Notre devoir est d’améliorer notre efficience pour permettre
de soigner mieux et plus de patients avec proportionnellement
moins de moyens financiers.
Car, la société nous demande de soigner toujours plus de
patients, plus longtemps, mieux et avec proportionnellement
moins d’argent. Leurs nouveaux managers doivent aussi avoir
une vision à long terme capable d’intégrer les ruptures technologiques et des changements de comportement. Dans la
pharma, l’avenir ne sera plus une simple suite ou une répétition
des modèles passés.
Sous l’impulsion des nouvelles technologies, et des associations
de patients, la donne a changé dans le monde de la santé. En
cas de maladie, 75% des patients s’informent sur Internet. Mais
surtout, 25% d’entre eux font davantage confiance aux infor-
mations lues sur des blogs en ligne qu’à l’avis des médecins. On
peut parfois le regretter, mais c’est un fait dont nous devons
obligatoirement tenir compte. La pharma devra donc se rapprocher du patient, l’écouter davantage et entrer plus souvent en
contact direct avec le consommateur final. Ce qu’elle ne se permettait pas jusqu’ici, souvent pour des raisons réglementaires.

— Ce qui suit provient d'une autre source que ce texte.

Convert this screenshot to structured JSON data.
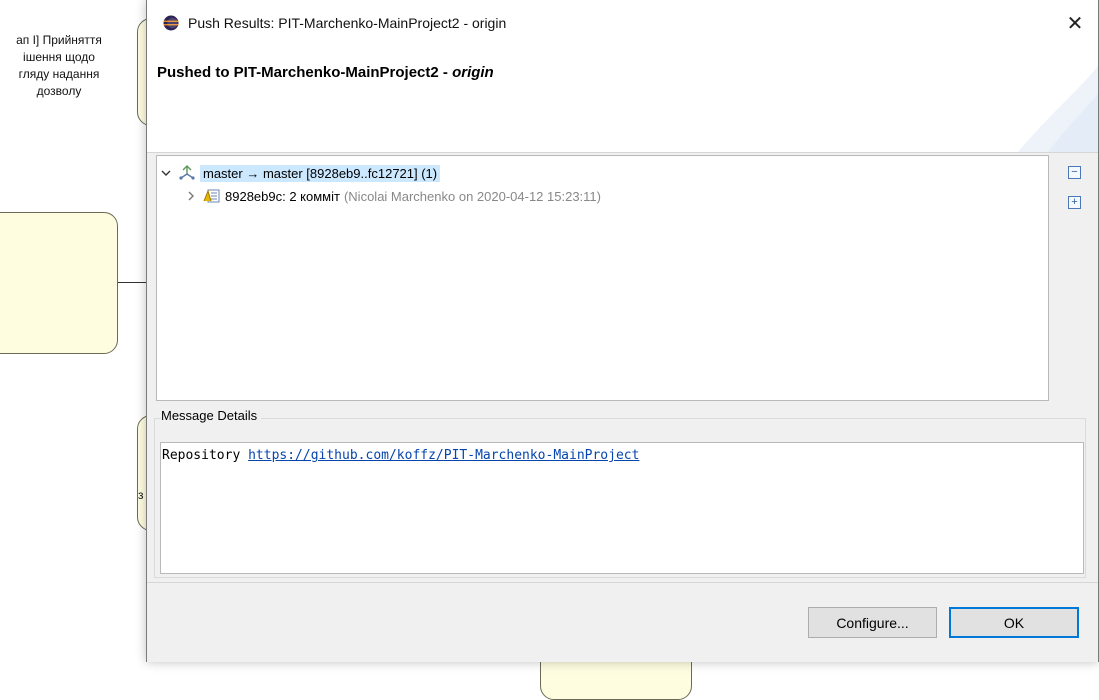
{
  "background": {
    "node2_lines": [
      "ап I] Прийняття",
      "ішення щодо",
      "гляду надання",
      "дозволу"
    ],
    "node3_text": "з"
  },
  "dialog": {
    "title": "Push Results: PIT-Marchenko-MainProject2 - origin",
    "close_glyph": "✕",
    "header": {
      "prefix": "Pushed to PIT-Marchenko-MainProject2 - ",
      "origin": "origin"
    },
    "tree": {
      "ref_row": {
        "label": "master → master [8928eb9..fc12721] (1)",
        "icon": "push-ref-icon",
        "expanded": true
      },
      "commit_row": {
        "label": "8928eb9c: 2 комміт",
        "detail": "(Nicolai Marchenko on 2020-04-12 15:23:11)",
        "icon": "commit-icon",
        "expanded": false
      }
    },
    "side_buttons": {
      "collapse_glyph": "−",
      "expand_glyph": "+"
    },
    "message_details": {
      "label": "Message Details",
      "prefix": "Repository ",
      "link": "https://github.com/koffz/PIT-Marchenko-MainProject"
    },
    "buttons": {
      "configure": "Configure...",
      "ok": "OK"
    }
  },
  "colors": {
    "accent": "#0078d7",
    "selection": "#cce8ff",
    "link": "#0645ad",
    "node_fill": "#fffde0"
  }
}
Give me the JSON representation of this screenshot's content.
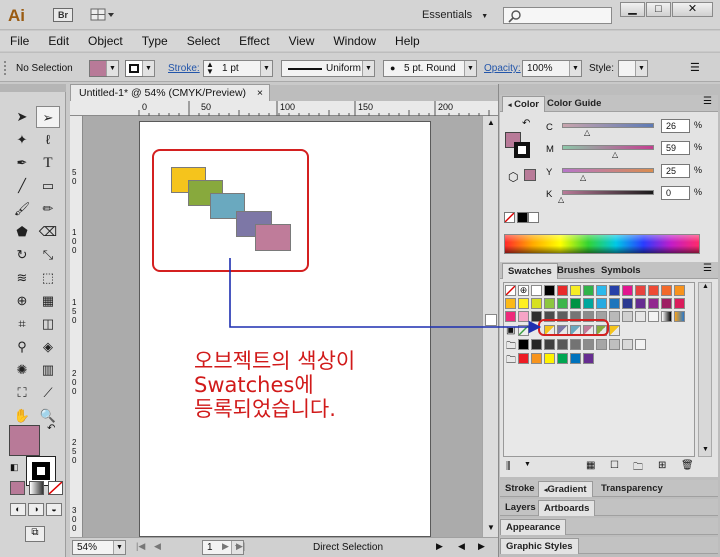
{
  "app": {
    "logo": "Ai",
    "bridge_badge": "Br",
    "workspace": "Essentials",
    "search_placeholder": "",
    "window_buttons": [
      "minimize",
      "restore",
      "close"
    ]
  },
  "menu": [
    "File",
    "Edit",
    "Object",
    "Type",
    "Select",
    "Effect",
    "View",
    "Window",
    "Help"
  ],
  "control": {
    "selection": "No Selection",
    "fill_color": "#b87a98",
    "stroke_label": "Stroke:",
    "stroke_weight": "1 pt",
    "stroke_profile": "Uniform",
    "brush": "5 pt. Round",
    "opacity_label": "Opacity:",
    "opacity": "100%",
    "style_label": "Style:"
  },
  "document": {
    "tab_title": "Untitled-1* @ 54% (CMYK/Preview)",
    "ruler_top": [
      "0",
      "50",
      "100",
      "150",
      "200"
    ],
    "ruler_left": [
      "5",
      "0",
      "1",
      "0",
      "0",
      "1",
      "5",
      "0",
      "2",
      "0",
      "0",
      "2",
      "5",
      "0",
      "3",
      "0",
      "0"
    ],
    "artwork_colors": [
      "#f5c41c",
      "#88a93d",
      "#6aa9bf",
      "#7d77a6",
      "#bf7c9a"
    ],
    "annotation_lines": [
      "오브젝트의 색상이",
      "Swatches에",
      "등록되었습니다."
    ]
  },
  "status": {
    "zoom": "54%",
    "artboard": "1",
    "tool": "Direct Selection"
  },
  "color_panel": {
    "tabs": [
      "Color",
      "Color Guide"
    ],
    "channels": [
      {
        "label": "C",
        "value": "26"
      },
      {
        "label": "M",
        "value": "59"
      },
      {
        "label": "Y",
        "value": "25"
      },
      {
        "label": "K",
        "value": "0"
      }
    ]
  },
  "swatches_panel": {
    "tabs": [
      "Swatches",
      "Brushes",
      "Symbols"
    ]
  },
  "collapsed_panels": {
    "group1": [
      "Stroke",
      "Gradient",
      "Transparency"
    ],
    "group2": [
      "Layers",
      "Artboards"
    ],
    "group3": [
      "Appearance"
    ],
    "group4": [
      "Graphic Styles"
    ]
  },
  "colors": {
    "accent_red": "#d42020",
    "arrow_blue": "#1d2fb0",
    "fill": "#b87a98"
  }
}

Avant, le produit était roi. Aujourd’hui, c’est le patient qui est
le président. Le secteur pharmaceutique devra passer progressivement d’un modèle B2B (business to business) à un modèle
B2C (business to consumer). C’est une évolution qu’ont connue
d’autres secteurs économiques.
A l’avenir, l’importance des blockbusters pourrait également
s’atténuer progressivement jusqu’à disparaître. L’industrie
pharmaceutique sera contrainte de commercialiser par exemple
20 médicaments qui génèrent de 300 à 500 millions par an, au
lieu de gérer cinq produits qui affichent chacun des revenus de
plus d’un milliard par an. La médecine personnalisée, qui offre
la possibilité de stratifier les patients, permet de recourir à des
traitements, qui, parce qu’ils s’adressent à une portion plus
ciblée de la population, vont générer moins de revenus.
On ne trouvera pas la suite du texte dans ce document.